Introduction to shuffling

Let’s start by taking our good old word-count friend as starting example:
rdd = sc.textFile("input.txt")\
.flatMap(lambda line: line.split())\
.map(lambda word: (word, 1))\
.reduceByKey(lambda x, y: x + y, 3)\
RDD operations are compiled into a Direct Acyclic Graph of RDD objects, where each RDD points to the parent it depends on:
At shuffle boundaries, the DAG is partitioned into so-called stages that are going to be executed in order, as shown in next figure. The shuffle is Spark’s mechanism for re-distributing data so that it’s grouped differently across partitions. This typically involves copying data across executors and machines, making the shuffle a complex and costly operation.
Stages, tasks and shuffle writes and reads are concrete concepts that can be monitored from the Spark shell. The shell can be accessed from the driver node on port 4040.

When Shuffles Don’t Happen

It’s also useful to be aware of the cases in which the above transformations will not result in shuffles. Spark knows to avoid a shuffle when a previous transformation has already partitioned the data according to the same partitioner. Consider the following flow:
rdd1 = someRdd.reduceByKey(...)
rdd2 = someOtherRdd.reduceByKey(...)
rdd3 = rdd1.join(rdd2)
Because no partitioner is passed to reduceByKey, the default partitioner will be used, resulting in rdd1 and rdd2 both hash-partitioned. These two reduceByKeyswill result in two shuffles. If the RDDs have the same number of partitions, the join will require no additional shuffling. Because the RDDs are partitioned identically, the set of keys in any single partition of rdd1 can only show up in a single partition of rdd2. Therefore, the contents of any single output partition of rdd3 will depend only on the contents of a single partition in rdd1 and single partition in rdd2, and a third shuffle is not required.
For example, if some Rdd has four partitions, someOther Rdd has two partitions, and both the reduceByKeysuse three partitions, the set of tasks that execute would look like:
What if rdd1 and rdd2 use different partitioners or use the default (hash) partitioner with different numbers partitions? In that case, only one of the rdds (the one with the fewer number of partitions) will need to be reshuffled for the join.
Same transformations, same inputs, different number of partitions:
One way to avoid shuffles when joining two datasets is to take advantage of broadcast variables. When one of the datasets is small enough to fit in memory in a single executor, it can be loaded into a hash table on the driver and then broadcast to every executor. A map transformation can then reference the hash table to do lookups.

Best Practices

In general, avoiding shuffle will make your program run faster. All shuffle data must be written to disk and then transferred over the network. Each time that you generate a shuffling shall be generated a new stage. So between a stage and another one I have a shuffling.
  1. 1.
    repartition, join, cogroup, and any of the *By or *ByKey transformations can result in shuffles.
  2. 2.
    map, filter and union generate a only stage (no shuffling).
  3. 3.
    Use the built in aggregateByKey() operator instead of writing your own aggregations.
  4. 4.
    Filter input earlier in the program rather than later.
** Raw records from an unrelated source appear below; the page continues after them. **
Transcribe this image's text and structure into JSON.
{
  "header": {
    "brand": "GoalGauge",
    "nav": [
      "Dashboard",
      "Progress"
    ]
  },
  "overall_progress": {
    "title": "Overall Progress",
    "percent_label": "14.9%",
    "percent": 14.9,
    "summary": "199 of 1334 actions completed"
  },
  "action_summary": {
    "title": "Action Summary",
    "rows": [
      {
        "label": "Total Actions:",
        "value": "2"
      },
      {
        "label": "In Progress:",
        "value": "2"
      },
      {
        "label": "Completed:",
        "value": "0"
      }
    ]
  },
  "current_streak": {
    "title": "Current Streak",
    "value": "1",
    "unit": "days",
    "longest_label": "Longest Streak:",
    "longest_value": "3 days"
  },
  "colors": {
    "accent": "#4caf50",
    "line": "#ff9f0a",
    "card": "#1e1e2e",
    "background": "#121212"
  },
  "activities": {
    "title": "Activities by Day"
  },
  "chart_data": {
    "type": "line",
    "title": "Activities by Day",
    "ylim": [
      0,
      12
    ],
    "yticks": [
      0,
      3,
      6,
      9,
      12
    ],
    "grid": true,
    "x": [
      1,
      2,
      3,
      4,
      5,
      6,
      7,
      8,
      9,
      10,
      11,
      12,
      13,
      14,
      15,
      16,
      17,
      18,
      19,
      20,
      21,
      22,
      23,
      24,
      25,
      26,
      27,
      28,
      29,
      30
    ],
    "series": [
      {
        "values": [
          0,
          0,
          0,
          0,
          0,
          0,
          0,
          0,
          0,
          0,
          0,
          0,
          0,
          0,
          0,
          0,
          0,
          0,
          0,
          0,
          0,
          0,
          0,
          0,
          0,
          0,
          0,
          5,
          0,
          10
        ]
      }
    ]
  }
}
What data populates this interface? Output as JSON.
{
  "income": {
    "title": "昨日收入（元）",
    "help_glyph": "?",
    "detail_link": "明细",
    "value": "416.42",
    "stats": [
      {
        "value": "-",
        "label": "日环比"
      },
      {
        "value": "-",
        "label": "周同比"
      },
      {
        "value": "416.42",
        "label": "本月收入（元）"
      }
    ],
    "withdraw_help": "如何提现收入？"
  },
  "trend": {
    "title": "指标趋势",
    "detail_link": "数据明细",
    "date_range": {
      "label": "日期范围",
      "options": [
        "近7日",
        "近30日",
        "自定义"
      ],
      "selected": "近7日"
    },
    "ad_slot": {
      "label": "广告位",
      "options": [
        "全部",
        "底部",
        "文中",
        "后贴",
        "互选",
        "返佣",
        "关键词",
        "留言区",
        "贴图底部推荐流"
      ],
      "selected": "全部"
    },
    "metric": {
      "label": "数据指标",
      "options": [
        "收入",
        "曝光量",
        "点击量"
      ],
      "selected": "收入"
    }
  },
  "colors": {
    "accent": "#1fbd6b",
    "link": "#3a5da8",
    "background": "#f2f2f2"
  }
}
When More Shuffles are Better

There is an occasional exception to the rule of minimizing the number of shuffles. An extra shuffle can be advantageous to performance when it increases parallelism. For example, if your data arrives in a few large unsplittable files, the partitioning dictated by the InputFormat might place large numbers of records in each partition, while not generating enough partitions to take advantage of all the available cores. In this case, invoking repartition with a high number of partitions (which will trigger a shuffle) after loading the data will allow the operations that come after it to leverage more of the cluster’s CPU.
Another instance of this exception can arise when using the reduce or aggregate action to aggregate data into the driver. When aggregating over a high number of partitions, the computation can quickly become bottlenecked on a single thread in the driver merging all the results together. To loosen the load on the driver, one can first use reduceByKey or aggregateByKey to carry out a round of distributed aggregation that divides the dataset into a smaller number of partitions. The values within each partition are merged with each other in parallel, before sending their results to the driver for a final round of aggregation. Take a look at treeReduce and treeAggregate for examples of how to do that. (Note that in 1.2, the most recent version at the time of this writing, these are marked as developer APIs, but SPARK-5430 seeks to add stable versions of them in core.)
This trick is especially useful when the aggregation is already grouped by a key. For example, consider an app that wants to count the occurrences of each word in a corpus and pull the results into the driver as a map. One approach, which can be accomplished with the aggregate action, is to compute a local map at each partition and then merge the maps at the driver. The alternative approach, which can be accomplished with aggregateByKey, is to perform the count in a fully distributed way, and then simply collectAsMap the results to the driver.